I don't agree with this high wing / blind time theory being banded about. A properly flown constant aspect circuit uses a very shallow bank angle, and since you're mostly either in a climbing or descending turn , the traffic in front is always more-or-less ahead, and above the coaming. With a rectangular circuit the Viz of traffic ahead is fine in the climbout, but non-existent in most high-coaming aircraft on finals. The wing is irrelevant where aircraft you could interfere with are concerned.

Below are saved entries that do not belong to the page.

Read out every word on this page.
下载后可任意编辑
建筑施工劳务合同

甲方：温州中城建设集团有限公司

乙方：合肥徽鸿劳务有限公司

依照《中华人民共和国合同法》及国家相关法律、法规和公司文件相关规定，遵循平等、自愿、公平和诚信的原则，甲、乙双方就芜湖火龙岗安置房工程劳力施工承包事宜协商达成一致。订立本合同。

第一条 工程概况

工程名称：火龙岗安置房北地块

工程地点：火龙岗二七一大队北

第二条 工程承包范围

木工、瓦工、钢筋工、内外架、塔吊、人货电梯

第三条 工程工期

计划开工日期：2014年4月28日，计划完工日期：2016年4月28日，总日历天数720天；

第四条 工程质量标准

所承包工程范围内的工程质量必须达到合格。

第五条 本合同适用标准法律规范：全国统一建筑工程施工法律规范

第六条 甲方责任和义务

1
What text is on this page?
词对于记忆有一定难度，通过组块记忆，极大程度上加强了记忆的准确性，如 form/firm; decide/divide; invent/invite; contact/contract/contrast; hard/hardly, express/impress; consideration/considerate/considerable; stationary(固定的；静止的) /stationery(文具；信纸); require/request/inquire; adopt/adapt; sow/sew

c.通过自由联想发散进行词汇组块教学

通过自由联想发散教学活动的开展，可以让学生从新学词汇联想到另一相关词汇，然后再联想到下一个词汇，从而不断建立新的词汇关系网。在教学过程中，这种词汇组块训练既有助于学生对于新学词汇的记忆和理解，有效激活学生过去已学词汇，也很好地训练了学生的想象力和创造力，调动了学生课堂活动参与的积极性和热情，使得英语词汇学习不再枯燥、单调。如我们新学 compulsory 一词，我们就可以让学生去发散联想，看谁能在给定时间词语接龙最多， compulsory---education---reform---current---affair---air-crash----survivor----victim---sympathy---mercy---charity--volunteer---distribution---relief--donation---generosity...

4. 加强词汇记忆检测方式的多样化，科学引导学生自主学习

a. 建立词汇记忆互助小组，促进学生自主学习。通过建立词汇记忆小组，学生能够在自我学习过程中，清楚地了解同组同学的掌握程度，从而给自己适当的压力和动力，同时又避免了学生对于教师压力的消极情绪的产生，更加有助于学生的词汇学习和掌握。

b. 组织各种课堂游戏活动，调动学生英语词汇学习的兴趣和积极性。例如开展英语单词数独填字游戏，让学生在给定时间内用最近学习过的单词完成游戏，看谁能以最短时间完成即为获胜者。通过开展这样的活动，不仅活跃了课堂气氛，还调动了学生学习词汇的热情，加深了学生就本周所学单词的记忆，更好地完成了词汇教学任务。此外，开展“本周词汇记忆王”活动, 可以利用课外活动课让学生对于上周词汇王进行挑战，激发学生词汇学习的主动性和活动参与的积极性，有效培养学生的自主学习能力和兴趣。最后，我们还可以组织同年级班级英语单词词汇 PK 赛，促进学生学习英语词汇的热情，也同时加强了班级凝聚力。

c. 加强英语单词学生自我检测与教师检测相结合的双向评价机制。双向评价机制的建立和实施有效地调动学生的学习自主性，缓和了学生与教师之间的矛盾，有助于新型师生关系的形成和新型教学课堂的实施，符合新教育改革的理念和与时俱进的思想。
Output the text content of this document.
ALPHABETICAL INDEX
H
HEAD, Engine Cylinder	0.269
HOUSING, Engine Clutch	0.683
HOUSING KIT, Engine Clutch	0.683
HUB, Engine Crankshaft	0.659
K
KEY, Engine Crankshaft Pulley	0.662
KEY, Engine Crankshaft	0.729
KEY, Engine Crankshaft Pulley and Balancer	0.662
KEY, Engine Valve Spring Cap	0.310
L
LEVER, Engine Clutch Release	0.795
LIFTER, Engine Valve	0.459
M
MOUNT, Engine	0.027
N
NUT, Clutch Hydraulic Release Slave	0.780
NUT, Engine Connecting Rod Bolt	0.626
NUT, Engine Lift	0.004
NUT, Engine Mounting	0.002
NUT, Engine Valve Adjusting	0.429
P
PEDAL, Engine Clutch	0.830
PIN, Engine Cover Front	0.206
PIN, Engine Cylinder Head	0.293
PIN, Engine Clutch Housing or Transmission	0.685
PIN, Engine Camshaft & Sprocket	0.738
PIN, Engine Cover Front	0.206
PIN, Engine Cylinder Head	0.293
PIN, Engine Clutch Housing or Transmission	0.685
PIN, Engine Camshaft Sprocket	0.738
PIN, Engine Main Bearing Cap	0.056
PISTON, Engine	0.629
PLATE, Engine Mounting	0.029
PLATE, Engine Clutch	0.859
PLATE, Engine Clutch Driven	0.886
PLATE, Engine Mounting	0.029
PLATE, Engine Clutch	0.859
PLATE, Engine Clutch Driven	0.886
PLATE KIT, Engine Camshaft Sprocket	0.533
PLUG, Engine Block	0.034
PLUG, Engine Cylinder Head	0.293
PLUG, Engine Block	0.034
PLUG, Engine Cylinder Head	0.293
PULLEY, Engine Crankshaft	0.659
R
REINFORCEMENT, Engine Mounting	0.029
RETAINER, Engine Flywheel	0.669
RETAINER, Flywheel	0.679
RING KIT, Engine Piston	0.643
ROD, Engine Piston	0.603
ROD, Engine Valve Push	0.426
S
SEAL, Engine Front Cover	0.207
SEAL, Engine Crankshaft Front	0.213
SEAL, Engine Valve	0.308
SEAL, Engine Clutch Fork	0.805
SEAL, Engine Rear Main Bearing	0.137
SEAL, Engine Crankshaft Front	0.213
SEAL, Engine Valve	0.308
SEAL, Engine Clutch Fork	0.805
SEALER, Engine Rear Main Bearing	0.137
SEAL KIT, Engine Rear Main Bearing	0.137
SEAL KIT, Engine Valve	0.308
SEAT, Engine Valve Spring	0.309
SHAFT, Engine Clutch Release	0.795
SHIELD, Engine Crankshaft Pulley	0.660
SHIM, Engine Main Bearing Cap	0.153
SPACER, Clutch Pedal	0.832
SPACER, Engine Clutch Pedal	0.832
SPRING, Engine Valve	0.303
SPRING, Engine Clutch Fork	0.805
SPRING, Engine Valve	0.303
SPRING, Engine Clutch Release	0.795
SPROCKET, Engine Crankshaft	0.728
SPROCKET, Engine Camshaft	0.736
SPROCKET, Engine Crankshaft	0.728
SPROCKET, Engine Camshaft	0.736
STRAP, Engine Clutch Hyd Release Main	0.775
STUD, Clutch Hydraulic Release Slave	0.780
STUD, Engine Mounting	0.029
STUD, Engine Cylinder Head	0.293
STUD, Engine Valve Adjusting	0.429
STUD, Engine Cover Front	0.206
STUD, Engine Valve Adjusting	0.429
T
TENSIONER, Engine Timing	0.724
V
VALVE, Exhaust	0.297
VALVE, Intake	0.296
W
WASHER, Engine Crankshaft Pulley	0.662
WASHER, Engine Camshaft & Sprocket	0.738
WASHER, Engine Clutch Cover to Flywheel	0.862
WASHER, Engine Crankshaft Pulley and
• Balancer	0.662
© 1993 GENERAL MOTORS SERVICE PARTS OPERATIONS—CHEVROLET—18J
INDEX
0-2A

A genuinely tight circuit has to be constant-aspect, unless you are planning to use 60°+ bank in the circuit turns, which wouldn't be very clever. But, the airfields where people routinely fly circuits that require a chart, drive me up the wall, even if flying square circuits. Having said that, it's usually the fault of individual pilots, not the airfield itself.
At BDN we used to regularly mix everthing from a Vigilant to Tornado in the same circuit (23L usually), constant aspect, with heights and distances from the runway altered for each aircraft to maintain a constant circuit duration (about 5 minutes) and position. I don't recall it ever causing us a significant problem.
Also, a constant aspect approach is the only (in my opinion) sensible approach to flying a PFL. John Stewart-Smith's article on the subject in FSB sums it up without me going into it more. And if you're going to use it for a PFL, why not practice it at home!